FIG. 2 is a block diagram including a motor load considering a torsion shaft.

FIG. 3 is a block diagram for obtaining a damping effect by using outputs of an equivalent disturbance compensator in parallel;

FIG. 4 is a hardware configuration diagram for realizing the main blocks shown in FIG. 1;

FIG. 5 is a diagram showing actually measured data representing a vibration isolation effect according to the present invention.

FIG. 6 is a block diagram showing a conventional PI control system.

FIG. 7 is a block diagram of a main configuration of a multi-function control device.

FIG. 8 is a basic block diagram of control by a PI control device with a feedforward unit.

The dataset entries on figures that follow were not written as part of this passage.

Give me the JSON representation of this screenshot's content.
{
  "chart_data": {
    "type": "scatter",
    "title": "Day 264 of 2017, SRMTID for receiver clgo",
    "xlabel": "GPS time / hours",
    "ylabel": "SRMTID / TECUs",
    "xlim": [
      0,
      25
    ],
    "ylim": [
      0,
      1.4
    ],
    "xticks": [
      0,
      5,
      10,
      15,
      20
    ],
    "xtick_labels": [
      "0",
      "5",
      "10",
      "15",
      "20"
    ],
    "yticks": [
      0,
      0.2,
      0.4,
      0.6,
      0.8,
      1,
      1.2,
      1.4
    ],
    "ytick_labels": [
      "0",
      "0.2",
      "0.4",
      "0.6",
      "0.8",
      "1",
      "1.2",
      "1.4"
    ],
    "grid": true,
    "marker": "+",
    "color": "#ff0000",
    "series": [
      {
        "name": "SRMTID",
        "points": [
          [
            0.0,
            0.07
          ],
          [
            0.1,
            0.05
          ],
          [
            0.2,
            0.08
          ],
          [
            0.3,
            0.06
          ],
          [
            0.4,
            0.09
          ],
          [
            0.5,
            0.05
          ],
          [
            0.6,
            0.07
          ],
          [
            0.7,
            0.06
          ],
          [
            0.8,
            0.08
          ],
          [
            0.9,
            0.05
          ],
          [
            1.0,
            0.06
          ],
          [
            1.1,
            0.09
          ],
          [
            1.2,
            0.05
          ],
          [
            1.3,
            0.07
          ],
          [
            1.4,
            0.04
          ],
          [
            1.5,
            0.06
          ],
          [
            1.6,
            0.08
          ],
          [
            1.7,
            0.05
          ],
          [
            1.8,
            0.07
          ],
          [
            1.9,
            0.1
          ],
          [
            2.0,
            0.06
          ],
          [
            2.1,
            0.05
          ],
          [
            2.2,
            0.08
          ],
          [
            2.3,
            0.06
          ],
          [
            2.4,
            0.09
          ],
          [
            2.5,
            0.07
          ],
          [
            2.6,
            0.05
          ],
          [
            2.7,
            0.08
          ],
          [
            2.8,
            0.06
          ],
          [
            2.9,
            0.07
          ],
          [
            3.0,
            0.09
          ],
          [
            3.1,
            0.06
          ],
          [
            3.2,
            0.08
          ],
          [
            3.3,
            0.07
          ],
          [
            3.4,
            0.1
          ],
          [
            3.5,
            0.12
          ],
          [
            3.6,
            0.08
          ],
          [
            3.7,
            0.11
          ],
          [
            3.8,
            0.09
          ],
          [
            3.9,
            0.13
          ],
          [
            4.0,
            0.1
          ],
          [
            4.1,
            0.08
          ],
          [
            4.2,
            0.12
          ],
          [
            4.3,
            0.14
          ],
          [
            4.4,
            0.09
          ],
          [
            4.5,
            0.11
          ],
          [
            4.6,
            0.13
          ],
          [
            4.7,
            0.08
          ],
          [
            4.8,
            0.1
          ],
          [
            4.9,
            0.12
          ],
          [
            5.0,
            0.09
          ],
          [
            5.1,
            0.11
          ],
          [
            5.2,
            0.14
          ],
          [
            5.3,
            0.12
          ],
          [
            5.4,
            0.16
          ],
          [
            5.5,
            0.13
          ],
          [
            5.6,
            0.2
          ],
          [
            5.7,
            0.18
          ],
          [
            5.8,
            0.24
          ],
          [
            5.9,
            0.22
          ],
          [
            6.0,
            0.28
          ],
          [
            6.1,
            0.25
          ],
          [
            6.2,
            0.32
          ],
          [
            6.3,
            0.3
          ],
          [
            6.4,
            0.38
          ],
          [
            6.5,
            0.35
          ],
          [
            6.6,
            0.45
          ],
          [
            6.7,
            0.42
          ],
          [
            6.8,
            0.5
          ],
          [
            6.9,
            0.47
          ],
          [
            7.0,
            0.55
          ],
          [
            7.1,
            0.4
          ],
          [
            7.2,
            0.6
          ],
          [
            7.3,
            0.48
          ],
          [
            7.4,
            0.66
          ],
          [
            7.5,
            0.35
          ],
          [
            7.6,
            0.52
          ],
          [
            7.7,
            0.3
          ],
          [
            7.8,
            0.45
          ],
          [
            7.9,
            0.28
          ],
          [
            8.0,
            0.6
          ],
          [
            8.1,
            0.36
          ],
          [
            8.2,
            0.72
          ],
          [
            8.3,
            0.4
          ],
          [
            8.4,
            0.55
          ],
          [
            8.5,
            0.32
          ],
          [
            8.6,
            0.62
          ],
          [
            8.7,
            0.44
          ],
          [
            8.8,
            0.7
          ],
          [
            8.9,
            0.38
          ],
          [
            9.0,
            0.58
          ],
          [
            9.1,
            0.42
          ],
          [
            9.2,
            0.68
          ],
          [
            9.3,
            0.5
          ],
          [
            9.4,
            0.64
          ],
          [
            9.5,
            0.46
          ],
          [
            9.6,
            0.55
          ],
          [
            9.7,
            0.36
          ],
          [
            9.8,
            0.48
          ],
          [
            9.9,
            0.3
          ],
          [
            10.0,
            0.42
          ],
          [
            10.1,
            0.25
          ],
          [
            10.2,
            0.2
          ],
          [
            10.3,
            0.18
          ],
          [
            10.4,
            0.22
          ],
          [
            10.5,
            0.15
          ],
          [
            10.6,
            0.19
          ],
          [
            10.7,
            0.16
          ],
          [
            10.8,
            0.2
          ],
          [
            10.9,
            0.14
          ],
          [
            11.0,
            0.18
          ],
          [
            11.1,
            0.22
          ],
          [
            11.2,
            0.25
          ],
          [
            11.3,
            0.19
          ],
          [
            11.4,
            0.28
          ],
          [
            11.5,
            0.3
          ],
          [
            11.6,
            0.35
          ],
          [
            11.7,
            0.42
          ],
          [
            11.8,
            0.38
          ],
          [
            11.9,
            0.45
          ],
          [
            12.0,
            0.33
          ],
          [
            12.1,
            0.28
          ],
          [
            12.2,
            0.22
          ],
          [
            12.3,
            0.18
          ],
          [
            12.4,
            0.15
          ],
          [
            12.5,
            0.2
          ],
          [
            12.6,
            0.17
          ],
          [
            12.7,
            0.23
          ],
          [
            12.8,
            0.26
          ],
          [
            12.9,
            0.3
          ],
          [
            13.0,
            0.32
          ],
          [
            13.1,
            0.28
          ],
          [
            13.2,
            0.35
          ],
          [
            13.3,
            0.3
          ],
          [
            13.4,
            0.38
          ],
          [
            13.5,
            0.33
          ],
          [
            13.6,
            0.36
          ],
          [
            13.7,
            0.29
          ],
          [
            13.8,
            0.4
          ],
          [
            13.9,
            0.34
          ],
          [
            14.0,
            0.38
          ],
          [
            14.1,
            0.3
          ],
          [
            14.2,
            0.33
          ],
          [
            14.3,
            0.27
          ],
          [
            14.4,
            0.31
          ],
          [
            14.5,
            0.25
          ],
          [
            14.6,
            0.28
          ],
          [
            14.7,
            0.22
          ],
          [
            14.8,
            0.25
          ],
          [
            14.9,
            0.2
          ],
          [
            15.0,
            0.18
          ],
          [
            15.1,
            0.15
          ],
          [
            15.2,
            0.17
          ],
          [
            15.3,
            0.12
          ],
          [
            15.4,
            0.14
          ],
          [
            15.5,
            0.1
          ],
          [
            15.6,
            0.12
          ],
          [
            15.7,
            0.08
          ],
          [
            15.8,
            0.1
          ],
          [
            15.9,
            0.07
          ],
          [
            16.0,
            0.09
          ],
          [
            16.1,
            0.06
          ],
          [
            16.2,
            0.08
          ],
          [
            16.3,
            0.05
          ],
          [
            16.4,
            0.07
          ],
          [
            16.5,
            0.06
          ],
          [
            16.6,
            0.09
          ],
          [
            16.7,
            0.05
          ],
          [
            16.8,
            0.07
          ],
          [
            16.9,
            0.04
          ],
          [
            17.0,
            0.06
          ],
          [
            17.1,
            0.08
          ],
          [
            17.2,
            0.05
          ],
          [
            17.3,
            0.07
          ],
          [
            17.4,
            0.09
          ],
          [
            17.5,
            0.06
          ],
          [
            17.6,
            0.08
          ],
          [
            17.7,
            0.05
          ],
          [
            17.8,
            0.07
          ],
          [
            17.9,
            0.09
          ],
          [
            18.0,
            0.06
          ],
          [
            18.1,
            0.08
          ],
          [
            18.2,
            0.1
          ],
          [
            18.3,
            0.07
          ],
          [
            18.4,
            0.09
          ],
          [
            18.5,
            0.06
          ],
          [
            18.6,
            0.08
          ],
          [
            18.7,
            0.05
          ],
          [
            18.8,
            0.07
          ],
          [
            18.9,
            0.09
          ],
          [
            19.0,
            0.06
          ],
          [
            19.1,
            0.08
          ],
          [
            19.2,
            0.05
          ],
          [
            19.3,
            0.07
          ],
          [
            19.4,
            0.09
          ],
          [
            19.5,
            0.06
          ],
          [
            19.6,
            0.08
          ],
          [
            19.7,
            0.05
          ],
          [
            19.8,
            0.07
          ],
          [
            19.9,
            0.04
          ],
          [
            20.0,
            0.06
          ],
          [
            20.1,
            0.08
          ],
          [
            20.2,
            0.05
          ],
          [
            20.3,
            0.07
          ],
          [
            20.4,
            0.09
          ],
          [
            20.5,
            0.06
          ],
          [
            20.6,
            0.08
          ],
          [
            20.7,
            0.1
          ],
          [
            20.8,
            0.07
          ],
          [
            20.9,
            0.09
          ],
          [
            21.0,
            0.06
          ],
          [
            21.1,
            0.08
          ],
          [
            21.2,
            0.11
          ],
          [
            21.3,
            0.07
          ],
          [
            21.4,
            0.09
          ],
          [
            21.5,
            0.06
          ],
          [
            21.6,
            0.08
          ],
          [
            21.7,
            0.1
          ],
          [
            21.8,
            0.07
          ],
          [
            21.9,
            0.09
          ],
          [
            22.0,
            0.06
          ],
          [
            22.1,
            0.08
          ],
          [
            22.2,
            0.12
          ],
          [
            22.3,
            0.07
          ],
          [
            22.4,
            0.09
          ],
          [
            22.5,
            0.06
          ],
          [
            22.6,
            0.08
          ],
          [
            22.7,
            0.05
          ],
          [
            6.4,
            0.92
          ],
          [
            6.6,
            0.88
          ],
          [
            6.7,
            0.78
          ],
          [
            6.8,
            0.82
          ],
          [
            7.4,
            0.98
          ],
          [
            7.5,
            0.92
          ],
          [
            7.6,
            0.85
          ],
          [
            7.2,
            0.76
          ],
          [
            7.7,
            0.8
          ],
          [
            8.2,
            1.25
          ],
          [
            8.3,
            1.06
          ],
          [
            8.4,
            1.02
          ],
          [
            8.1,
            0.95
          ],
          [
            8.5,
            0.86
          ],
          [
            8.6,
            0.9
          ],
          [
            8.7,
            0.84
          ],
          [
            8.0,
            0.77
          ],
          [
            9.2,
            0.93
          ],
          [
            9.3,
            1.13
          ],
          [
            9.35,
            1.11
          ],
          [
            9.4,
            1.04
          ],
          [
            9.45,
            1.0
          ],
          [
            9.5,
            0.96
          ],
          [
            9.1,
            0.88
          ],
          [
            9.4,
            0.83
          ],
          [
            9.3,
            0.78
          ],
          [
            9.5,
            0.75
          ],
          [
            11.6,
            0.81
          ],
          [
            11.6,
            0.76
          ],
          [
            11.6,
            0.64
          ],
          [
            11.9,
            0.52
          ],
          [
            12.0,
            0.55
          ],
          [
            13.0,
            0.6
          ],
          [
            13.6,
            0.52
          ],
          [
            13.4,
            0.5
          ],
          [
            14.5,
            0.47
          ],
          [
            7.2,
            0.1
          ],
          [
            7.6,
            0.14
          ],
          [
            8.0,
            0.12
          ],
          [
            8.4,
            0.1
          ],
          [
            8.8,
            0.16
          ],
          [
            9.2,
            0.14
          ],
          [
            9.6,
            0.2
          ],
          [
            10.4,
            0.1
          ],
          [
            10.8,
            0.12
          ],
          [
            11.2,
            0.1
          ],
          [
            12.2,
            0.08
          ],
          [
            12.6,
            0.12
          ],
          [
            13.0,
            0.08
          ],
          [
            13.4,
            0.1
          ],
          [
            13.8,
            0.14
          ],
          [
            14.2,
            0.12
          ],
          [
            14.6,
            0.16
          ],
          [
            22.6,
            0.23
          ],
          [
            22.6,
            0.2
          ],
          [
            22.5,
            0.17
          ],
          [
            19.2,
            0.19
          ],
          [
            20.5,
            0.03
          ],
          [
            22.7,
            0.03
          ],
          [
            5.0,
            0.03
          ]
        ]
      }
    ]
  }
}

FIG. 9 is a block diagram illustrating an equivalent disturbance compensator;

FIG. 10 is a block diagram showing a motor part after equivalent disturbance compensation.

[Explanation of symbols]

 DESCRIPTION OF SYMBOLS 1 PI controller 2 Control object 4 Feedforward part 5 Equivalent disturbance compensation part 6 Estimator 7 High-pass filter

Claims (3)

(57) [Claims] 1. A stabilization system in which a command input to a controlled object having a torsion axis structure and a deviation amount from a state quantity of the controlled object are applied to the controlled object through a stabilizing compensator comprising a proportional or proportional integral element. In a generalized feedback control device, an amount obtained by differentiating the output of a torque meter mechanically coupled between a driving device to be controlled and its load device is calculated from a speed of the driving device as a part of a state quantity of the control object. This it the loading rate was estimated, which was passed through a high-pass filter for removing the DC component in after passed through the filter for noise removal, and is added to the speed information of the drive unit to subtract
A control device characterized in that the stability of speed is improved with (1) and (2). 2. A stabilization system in which a command input of a controlled object having a torsion axis structure and a deviation amount from a state quantity of the controlled object are applied to the controlled object through a stabilizing compensator comprising a proportional or proportional integral element. In the generalized feedback control device, an equivalent disturbance including a variable element affecting a driving characteristic of the controlled object is calculated from an input amount and a state amount of the controlled object, and the equivalent disturbance is added to an input side of the controlled object. 2. The control device according to claim 1, wherein a multi-function control device including a disturbance compensation unit is configured. 3. A feedforward unit for applying a command input to an output of a stabilization compensator through an element configured in the form of an inverse function of a mathematical model of a controlled object. Item 3. The control device according to Item 2.